According to the survey, 64.1 percent of Greek respondents said Greece had certainly or probably benefited from its EU membership, while 33.4 percent said Greece did not gain from its participation in the Union.
With regard to trust, a mere 28.8 percent said they trusted the EU, moving up from 17.3 percent in December 2016. Trust in other EU entities was also limited at 25.5 percent in the European Parliament and 20 percent in the European Central Bank (ECB).
History and culture are according to 43,2 percent of the Greeks polled, the most important Greek contribution to the EU ideal.
On the other hand, more than half (58.2 percent) said the 28-member EU bloc benefited more from Greece’s participation and not the other way around.
Greece was the first (associate) member of enlargement efforts (EC) in 1961, becoming a full member of the European Economic Community (EEC) – precursor of the EU – in 1981.

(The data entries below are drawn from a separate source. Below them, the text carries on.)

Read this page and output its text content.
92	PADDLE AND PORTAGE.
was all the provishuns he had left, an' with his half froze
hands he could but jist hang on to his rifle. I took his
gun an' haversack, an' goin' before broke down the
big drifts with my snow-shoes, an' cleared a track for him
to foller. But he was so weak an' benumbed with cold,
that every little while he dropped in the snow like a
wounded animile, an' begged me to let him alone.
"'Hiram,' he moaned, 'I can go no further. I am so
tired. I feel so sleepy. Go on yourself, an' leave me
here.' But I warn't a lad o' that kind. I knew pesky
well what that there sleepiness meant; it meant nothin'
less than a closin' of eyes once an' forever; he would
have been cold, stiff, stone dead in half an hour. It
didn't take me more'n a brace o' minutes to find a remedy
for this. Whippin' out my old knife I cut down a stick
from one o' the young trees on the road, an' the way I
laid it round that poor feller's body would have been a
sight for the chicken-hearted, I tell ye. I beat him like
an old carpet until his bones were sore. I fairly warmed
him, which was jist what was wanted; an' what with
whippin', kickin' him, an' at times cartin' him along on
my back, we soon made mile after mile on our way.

Referring to the euro, 10 percent said Greece should do away with the single currency, 43.7 said they felt “trapped” by the euro, and 35.7 percent said they remained loyal to the euro.
At the same time, 46.6 percent of the respondents said they trust the Greek government, 44.4 percent the municipalities, 42.1 percent regional government and 41.2 percent local government.
The family (81 percent), the armed forces (75.8 percent), the Church/Greek citizens (64.8 percent), universities and the police were the top trusted institutions, according to MRB’s poll carried out on a sample of 1,001 Greeks from May 10 to 15.